At this point I ignore the naturality condition.

We know from the book that cones and natural transformations are isomorphic.
Here is how this plays out in this special case (showing only one iso):

 iso1 :: (a -> b) -> (a -> b) -> Cone a b c -> NatTran a b c
 iso1 fn1 fn2 (c1, c2) IsA = \cx -> Pick fn1 fn2 ((First . c1 . getConst) cx)
 iso1 fn1 fn2 (c1, c2) IsB = \cx -> Pick fn1 fn2 ((Second . c2 . getConst) cx)

(Read this as: given 2 fixed functions f1, f2 we can establish iso from Cone to NatTran.)

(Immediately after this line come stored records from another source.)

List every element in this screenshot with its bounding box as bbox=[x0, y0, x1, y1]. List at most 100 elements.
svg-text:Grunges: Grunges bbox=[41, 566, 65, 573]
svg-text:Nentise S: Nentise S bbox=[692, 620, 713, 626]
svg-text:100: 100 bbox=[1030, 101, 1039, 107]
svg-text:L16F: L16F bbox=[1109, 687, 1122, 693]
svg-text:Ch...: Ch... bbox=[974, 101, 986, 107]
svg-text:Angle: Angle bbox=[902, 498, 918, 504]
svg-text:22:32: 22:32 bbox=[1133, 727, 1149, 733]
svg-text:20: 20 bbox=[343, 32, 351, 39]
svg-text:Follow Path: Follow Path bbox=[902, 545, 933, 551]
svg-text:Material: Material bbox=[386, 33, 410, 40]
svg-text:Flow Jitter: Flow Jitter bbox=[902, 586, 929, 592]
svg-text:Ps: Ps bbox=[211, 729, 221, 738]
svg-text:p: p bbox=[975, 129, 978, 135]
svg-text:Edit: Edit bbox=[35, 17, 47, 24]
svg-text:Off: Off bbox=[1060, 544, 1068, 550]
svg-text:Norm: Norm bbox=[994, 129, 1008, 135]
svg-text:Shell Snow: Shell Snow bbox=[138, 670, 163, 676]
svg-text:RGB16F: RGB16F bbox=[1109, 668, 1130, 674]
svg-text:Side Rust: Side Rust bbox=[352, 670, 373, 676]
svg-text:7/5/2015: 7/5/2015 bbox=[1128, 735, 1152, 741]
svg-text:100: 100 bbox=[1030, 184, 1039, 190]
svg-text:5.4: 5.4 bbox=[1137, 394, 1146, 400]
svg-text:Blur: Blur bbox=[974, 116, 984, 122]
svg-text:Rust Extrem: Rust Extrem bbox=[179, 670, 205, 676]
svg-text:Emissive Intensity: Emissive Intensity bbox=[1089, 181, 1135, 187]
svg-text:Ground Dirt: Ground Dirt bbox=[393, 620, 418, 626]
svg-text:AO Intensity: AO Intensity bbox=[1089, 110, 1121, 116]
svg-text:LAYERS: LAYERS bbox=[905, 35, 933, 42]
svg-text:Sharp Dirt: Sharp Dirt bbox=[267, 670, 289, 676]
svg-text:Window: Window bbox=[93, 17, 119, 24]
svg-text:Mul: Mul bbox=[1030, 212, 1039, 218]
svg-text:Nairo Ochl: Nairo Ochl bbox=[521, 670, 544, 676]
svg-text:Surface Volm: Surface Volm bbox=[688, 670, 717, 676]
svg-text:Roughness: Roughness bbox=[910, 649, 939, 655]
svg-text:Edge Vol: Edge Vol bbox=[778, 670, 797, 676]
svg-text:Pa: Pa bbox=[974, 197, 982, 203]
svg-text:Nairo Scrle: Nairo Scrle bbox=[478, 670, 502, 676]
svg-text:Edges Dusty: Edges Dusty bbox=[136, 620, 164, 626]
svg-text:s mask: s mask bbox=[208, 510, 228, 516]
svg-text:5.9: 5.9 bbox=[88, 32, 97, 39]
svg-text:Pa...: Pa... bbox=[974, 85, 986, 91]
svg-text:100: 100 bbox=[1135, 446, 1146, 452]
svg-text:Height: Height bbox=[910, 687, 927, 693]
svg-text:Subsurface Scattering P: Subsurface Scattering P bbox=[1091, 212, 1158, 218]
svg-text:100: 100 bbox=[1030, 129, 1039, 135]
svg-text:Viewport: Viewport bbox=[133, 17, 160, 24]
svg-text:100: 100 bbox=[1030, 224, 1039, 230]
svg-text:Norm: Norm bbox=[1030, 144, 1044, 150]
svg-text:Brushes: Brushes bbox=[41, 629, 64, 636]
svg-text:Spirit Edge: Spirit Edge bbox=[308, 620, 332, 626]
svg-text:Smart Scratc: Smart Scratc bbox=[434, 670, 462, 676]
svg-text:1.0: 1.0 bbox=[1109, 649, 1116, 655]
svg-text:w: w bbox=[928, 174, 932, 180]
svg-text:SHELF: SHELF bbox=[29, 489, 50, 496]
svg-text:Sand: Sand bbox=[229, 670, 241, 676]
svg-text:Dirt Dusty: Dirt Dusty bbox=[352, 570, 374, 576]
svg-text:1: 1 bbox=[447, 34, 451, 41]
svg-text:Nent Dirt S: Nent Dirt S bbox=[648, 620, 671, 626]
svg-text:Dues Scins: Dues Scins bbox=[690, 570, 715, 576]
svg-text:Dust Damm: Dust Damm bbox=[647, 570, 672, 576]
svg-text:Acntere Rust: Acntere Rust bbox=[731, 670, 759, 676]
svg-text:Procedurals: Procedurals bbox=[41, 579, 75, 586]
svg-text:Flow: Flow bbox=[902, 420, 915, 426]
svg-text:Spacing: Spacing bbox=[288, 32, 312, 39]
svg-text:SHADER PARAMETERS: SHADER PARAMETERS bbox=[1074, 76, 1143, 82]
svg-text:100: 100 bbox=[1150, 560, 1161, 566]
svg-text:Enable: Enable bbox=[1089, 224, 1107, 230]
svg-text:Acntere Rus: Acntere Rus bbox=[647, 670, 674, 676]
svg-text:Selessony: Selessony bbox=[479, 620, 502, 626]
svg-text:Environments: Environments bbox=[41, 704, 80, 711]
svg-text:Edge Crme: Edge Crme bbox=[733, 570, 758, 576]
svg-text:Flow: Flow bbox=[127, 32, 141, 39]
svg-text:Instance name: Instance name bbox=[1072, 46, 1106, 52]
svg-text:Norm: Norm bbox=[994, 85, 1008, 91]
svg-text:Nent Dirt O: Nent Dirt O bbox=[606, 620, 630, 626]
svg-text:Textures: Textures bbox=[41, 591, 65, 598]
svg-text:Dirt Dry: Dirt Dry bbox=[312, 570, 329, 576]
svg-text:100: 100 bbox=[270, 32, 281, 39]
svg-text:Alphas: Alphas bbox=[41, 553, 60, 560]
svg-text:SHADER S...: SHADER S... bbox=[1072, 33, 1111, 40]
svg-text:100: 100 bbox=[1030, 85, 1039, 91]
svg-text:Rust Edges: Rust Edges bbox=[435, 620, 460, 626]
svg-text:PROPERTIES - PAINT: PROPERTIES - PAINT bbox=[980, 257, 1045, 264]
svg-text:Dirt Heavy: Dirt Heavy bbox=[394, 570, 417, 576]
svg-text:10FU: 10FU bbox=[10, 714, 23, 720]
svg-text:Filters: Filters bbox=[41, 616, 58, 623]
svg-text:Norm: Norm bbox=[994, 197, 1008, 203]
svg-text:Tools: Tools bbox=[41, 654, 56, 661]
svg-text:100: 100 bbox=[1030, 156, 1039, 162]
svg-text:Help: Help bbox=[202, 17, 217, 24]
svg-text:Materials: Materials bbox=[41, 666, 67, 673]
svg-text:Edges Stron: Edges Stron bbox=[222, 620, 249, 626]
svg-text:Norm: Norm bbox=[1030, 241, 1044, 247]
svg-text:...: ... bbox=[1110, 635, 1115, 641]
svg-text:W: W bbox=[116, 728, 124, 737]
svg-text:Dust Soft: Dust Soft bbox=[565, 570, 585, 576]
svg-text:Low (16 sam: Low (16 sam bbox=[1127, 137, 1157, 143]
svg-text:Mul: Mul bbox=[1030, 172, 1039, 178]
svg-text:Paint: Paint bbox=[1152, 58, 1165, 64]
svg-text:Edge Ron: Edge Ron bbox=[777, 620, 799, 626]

Type checking the code we just know that arrows point at correct objects. We do not know if the cone diagrams actually commute

 fn1 . c1 = fn2 . c1 = c2  

(or that the naturality condition is satisfied - which should be the same thing) this would have to be a proof obligation left to the programmer and that obligation is the pudding.

Dead stop

It was clear from the beginning that this journey is hopeless.
Even if Haskell provided ability for me to supply proof that diagrams commute, finding the limit would be next step where, again, I would have no clue how to proceed.
With Hask -> Hask endofunctors limit is 'guessed' and constructed using
universal quantification. There is a higher rank type that does the trick. It does not seem to be a good uniform guess like this here.

I read that an equalizer problem called 'Post Correspondence Problem' is undecidable. It is about checking if equalizer of 2 group homomorphisms is not empty.

Computing equalizers seems to be related to finding if 2 functions are equivalent and this is undecidable as well.